GPT-3 has captured the public’s imagination unlike any AI since DeepMind’s AlphaGo or IBM’s chess-­playing DeepBlue.

Built by OpenAI, a research lab based in San Francisco, it is a “large language model”—an algorithm that uses deep learning, trained on the text of thousands of books and most of the internet, to string words and phrases together. When it was launched in 2020, its ability to mimic human-written text with uncanny realism seemed to many like a milestone on the road to true machine intelligence. 

Here’s an example of what it can do. The part in italics was the prompt provided by a human. 

In a shocking finding, scientists discovered a herd of unicorns living in a remote, previously unexplored valley in the Andes Mountains. Even more surprising to the researchers was the fact that the unicorns spoke perfect English. They also were found to have perfectly coiffed hair, and wore what appeared to be Dior makeup. 

“We were shocked to discover the unicorns,” said anthropologist Daniel St. Maurice. “They were like nothing we had ever seen before. We had heard legends of the unicorns, but never thought they actually existed.”

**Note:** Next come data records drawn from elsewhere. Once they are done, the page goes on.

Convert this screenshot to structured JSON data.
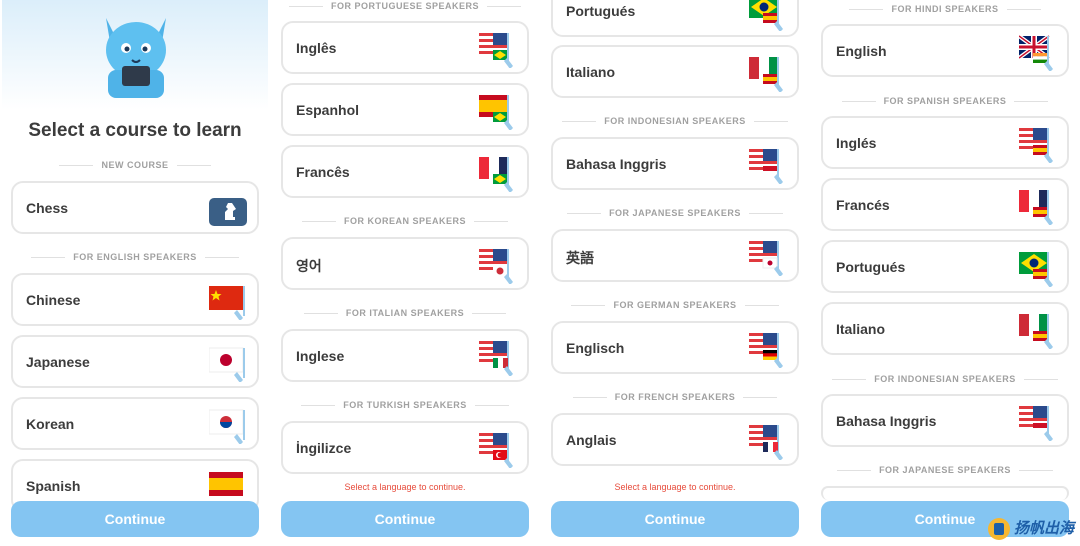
{
  "panel1": {
    "title": "Select a course to learn",
    "hdr_new": "NEW COURSE",
    "hdr_en": "FOR ENGLISH SPEAKERS",
    "rows": [
      "Chess",
      "Chinese",
      "Japanese",
      "Korean",
      "Spanish"
    ],
    "continue": "Continue"
  },
  "panel2": {
    "hdr_pt": "FOR PORTUGUESE SPEAKERS",
    "hdr_ko": "FOR KOREAN SPEAKERS",
    "hdr_it": "FOR ITALIAN SPEAKERS",
    "hdr_tr": "FOR TURKISH SPEAKERS",
    "rows": [
      "Inglês",
      "Espanhol",
      "Francês",
      "영어",
      "Inglese",
      "İngilizce"
    ],
    "warning": "Select a language to continue.",
    "continue": "Continue"
  },
  "panel3": {
    "hdr_id": "FOR INDONESIAN SPEAKERS",
    "hdr_ja": "FOR JAPANESE SPEAKERS",
    "hdr_de": "FOR GERMAN SPEAKERS",
    "hdr_fr": "FOR FRENCH SPEAKERS",
    "rows": [
      "Portugués",
      "Italiano",
      "Bahasa Inggris",
      "英語",
      "Englisch",
      "Anglais"
    ],
    "warning": "Select a language to continue.",
    "continue": "Continue"
  },
  "panel4": {
    "hdr_hi": "FOR HINDI SPEAKERS",
    "hdr_es": "FOR SPANISH SPEAKERS",
    "hdr_id": "FOR INDONESIAN SPEAKERS",
    "hdr_ja": "FOR JAPANESE SPEAKERS",
    "rows": [
      "English",
      "Inglés",
      "Francés",
      "Portugués",
      "Italiano",
      "Bahasa Inggris"
    ],
    "continue": "Continue"
  },
  "watermark": "扬帆出海",
  "colors": {
    "button": "#84c5f2",
    "warning": "#e74c3c",
    "text": "#3c3c3c",
    "header": "#a0a0a0"
  }
}
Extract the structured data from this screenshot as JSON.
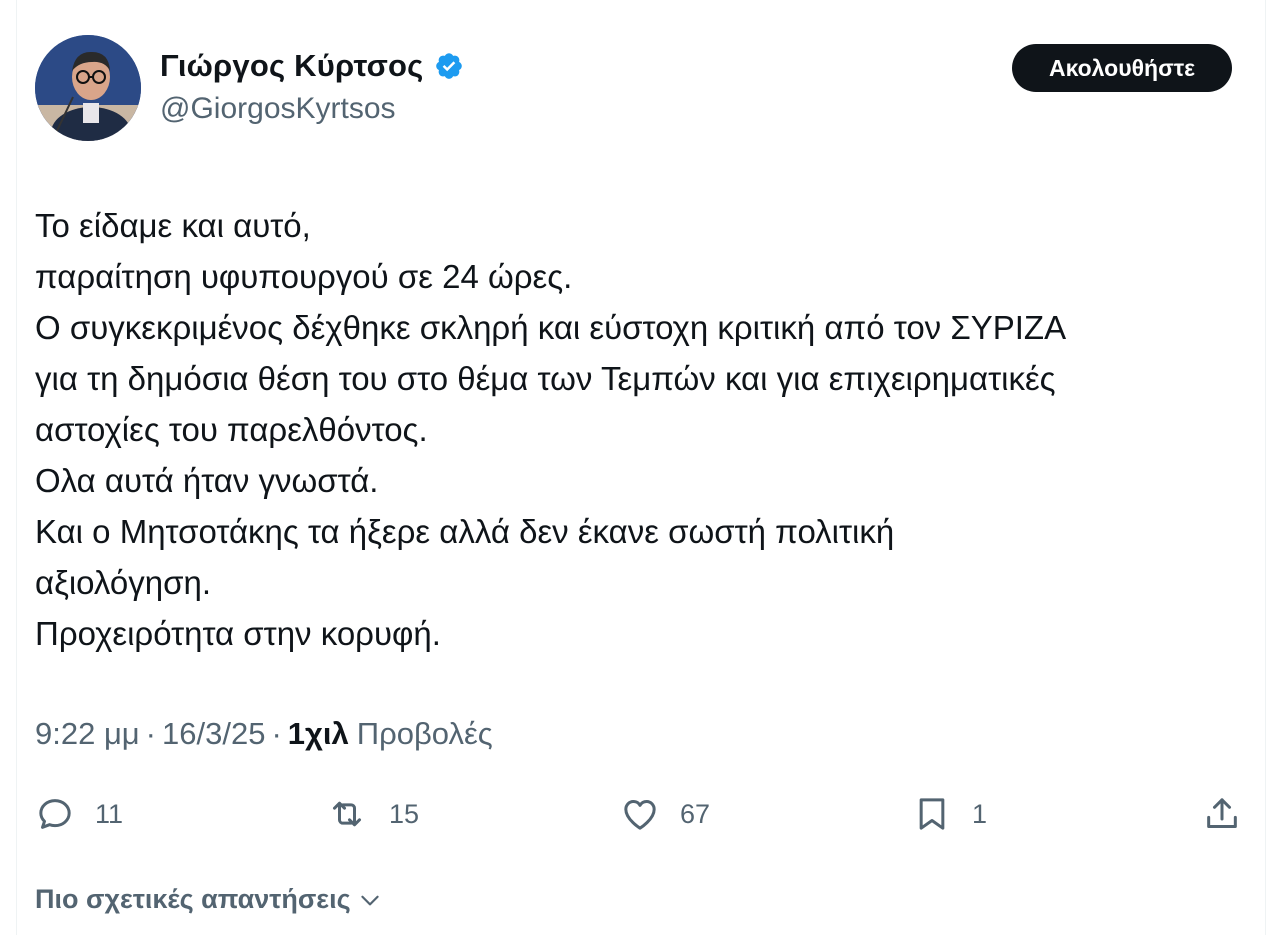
{
  "author": {
    "display_name": "Γιώργος Κύρτσος",
    "handle": "@GiorgosKyrtsos",
    "verified": true,
    "avatar_icon": "profile-photo"
  },
  "follow_button": {
    "label": "Ακολουθήστε"
  },
  "tweet": {
    "lines": [
      "Το είδαμε και αυτό,",
      "παραίτηση υφυπουργού σε 24 ώρες.",
      "Ο συγκεκριμένος δέχθηκε σκληρή και εύστοχη κριτική από τον ΣΥΡΙΖΑ",
      "για τη δημόσια θέση του στο θέμα των Τεμπών και για επιχειρηματικές",
      "αστοχίες του παρελθόντος.",
      "Ολα αυτά ήταν γνωστά.",
      "Και ο Μητσοτάκης τα ήξερε αλλά δεν έκανε σωστή πολιτική",
      "αξιολόγηση.",
      "Προχειρότητα στην κορυφή."
    ]
  },
  "meta": {
    "time": "9:22 μμ",
    "separator": "·",
    "date": "16/3/25",
    "views_count": "1χιλ",
    "views_label": "Προβολές"
  },
  "actions": {
    "replies": {
      "icon": "reply-icon",
      "count": "11"
    },
    "reposts": {
      "icon": "repost-icon",
      "count": "15"
    },
    "likes": {
      "icon": "heart-icon",
      "count": "67"
    },
    "bookmarks": {
      "icon": "bookmark-icon",
      "count": "1"
    },
    "share": {
      "icon": "share-icon"
    }
  },
  "more_replies": {
    "label": "Πιο σχετικές απαντήσεις",
    "icon": "chevron-down-icon"
  },
  "colors": {
    "text_primary": "#0f1419",
    "text_secondary": "#536471",
    "verified_blue": "#1d9bf0",
    "button_bg": "#0f1419"
  }
}
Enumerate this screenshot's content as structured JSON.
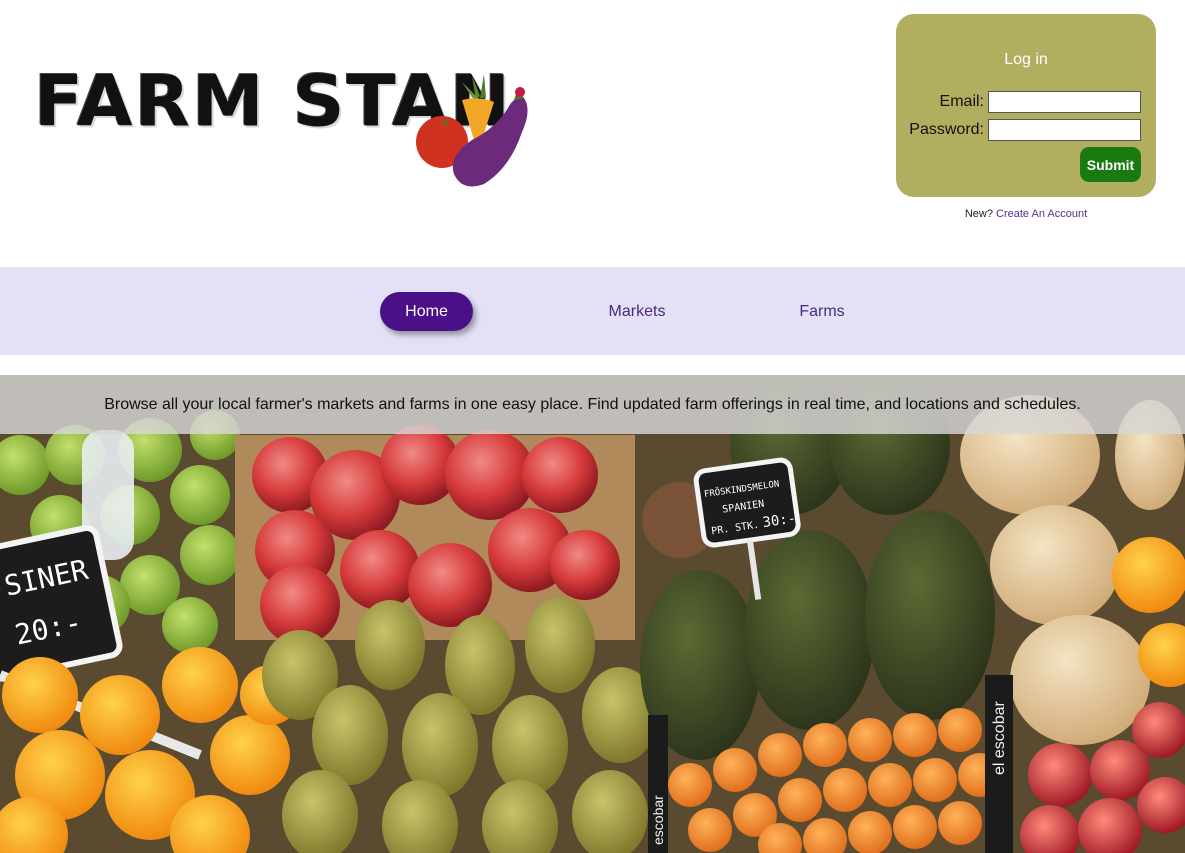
{
  "logo": {
    "text": "FARM STAN"
  },
  "login": {
    "title": "Log in",
    "email_label": "Email:",
    "email_value": "",
    "password_label": "Password:",
    "password_value": "",
    "submit_label": "Submit",
    "new_label": "New?",
    "create_link": "Create An Account"
  },
  "nav": {
    "items": [
      {
        "label": "Home",
        "active": true
      },
      {
        "label": "Markets",
        "active": false
      },
      {
        "label": "Farms",
        "active": false
      }
    ]
  },
  "hero": {
    "tagline": "Browse all your local farmer's markets and farms in one easy place. Find updated farm offerings in real time, and locations and schedules.",
    "signs": [
      "SINER",
      "20:-",
      "FRÖSKINDSMELON",
      "SPANIEN",
      "PR. STK.",
      "30:-",
      "el escobar",
      "escobar"
    ]
  },
  "colors": {
    "login_bg": "#b2ae60",
    "submit_bg": "#1a7a12",
    "nav_bg": "#e3e1f5",
    "nav_active": "#4b0f87",
    "link": "#5a2d91"
  }
}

When the scientists first arrived in the valley, the unicorns were surprised and startled by the presence of humans, but were also excited. The unicorns welcomed the researchers and explained that they had been waiting for them for a very long time.

As you can see, GPT-3 is capable of producing complex sentences that read as though they could have been produced by a human. The example sentences include cultural references and a believable account of how the scientists would react. Machines that can use language in this way are important for several reasons. Language is crucial to making sense of the everyday world: humans use it to communicate, to share ideas and describe concepts. An AI that mastered language would acquire a better understanding of the world in the process. 

Large language models have many practical uses, too. They power better chatbots that hold more fluent conversations; they can generate articles and stories about anything, given a prompt; they can summarize pieces of text or answer queries about them. Access to GPT-3 is by invitation only, but people have already used it to power dozens of apps, from a tool that generates startup ideas to an AI-scripted adventure game set in a dungeon.  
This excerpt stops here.